Abstract

ABSTRACT The growing attention paid to the relational spaces of collective action is good news. It owes a lot to the legacy of interactionism and allows us to more accurately grasp the relevant contexts of protest that cannot be subsumed solely under big contexts such as political opportunity structure, economy, and so on. One can however worry about the never-ending succession of paradigms – more often acronyms – in the subfield of social movement studies. ‘Context’ issues are in fact linked to the very status of explanation in social sciences, and to the unequal nomological (or conversely more historical) ambitions of social sciences – a debate that is far from being settled.

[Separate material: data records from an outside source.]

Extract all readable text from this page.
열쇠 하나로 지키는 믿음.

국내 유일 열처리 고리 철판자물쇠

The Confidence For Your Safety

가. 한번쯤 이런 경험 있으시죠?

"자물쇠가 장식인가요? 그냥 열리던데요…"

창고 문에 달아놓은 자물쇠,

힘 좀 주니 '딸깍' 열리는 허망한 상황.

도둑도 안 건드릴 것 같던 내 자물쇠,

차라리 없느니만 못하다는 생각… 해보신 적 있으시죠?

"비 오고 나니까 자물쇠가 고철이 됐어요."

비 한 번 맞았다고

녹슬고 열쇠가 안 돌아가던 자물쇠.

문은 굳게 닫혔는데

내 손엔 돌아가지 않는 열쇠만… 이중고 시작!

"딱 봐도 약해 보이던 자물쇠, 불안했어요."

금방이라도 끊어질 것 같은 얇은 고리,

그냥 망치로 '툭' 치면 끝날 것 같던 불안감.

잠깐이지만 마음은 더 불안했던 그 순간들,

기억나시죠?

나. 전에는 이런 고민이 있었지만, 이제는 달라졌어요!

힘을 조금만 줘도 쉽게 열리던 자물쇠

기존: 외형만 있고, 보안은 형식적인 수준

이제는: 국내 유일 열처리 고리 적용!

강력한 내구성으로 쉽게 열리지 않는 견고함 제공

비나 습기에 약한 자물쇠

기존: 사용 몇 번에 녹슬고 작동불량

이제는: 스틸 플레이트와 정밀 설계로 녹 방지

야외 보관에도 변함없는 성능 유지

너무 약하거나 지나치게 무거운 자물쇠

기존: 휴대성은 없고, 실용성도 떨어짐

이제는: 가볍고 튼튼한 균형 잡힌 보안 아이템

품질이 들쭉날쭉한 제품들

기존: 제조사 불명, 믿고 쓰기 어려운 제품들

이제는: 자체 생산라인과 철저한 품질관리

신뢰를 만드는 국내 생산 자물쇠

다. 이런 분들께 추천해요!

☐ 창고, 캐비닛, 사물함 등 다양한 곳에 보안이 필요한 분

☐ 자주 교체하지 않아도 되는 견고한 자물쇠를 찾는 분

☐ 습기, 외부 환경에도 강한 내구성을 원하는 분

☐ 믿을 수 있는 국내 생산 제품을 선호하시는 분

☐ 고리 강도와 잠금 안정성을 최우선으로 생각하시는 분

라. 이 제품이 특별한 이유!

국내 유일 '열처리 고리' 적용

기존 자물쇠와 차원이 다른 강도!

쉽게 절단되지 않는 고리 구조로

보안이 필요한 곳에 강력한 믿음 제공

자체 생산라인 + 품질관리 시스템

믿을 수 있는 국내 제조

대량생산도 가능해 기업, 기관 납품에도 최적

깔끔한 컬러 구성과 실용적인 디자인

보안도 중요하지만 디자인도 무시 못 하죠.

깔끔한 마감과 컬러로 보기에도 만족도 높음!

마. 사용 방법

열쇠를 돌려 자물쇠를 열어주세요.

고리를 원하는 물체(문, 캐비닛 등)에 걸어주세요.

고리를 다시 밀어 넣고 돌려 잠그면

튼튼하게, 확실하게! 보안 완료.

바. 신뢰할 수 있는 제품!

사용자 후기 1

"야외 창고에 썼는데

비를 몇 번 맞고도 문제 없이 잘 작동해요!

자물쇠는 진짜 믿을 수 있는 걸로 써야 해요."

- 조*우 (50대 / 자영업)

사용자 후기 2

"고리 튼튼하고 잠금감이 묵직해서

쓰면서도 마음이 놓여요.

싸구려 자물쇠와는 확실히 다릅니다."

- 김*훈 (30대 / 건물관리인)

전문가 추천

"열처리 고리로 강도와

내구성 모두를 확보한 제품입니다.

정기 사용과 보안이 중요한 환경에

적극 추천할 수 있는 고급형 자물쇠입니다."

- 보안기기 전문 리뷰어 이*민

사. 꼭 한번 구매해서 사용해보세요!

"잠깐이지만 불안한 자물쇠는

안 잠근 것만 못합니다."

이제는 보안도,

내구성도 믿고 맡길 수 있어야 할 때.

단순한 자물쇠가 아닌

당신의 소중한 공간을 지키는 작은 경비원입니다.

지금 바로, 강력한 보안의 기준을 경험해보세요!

This article insists on this underlying epistemological debate, before highlighting different aspects of what is at stake in the way relational contexts of collective action should be considered: relational understanding of strategies, the link between mobilizations and transformations in and between social spaces, and the role and types of differentiation of society. Here, the classical (but barely translated) work of Michel Dobry appears as particularly useful in order to better understand contexts, if we consider them at the same time through interactions and the differentiation of society. But far from pleading for a new magic bullet, the article intends to support a more historically contextualized approach of social movements that is less interested in the establishment of laws than the understanding of the consequences of specific forms of social differentiations. This understanding could ultimately lead to a good definition of what relevant context of collective action might be.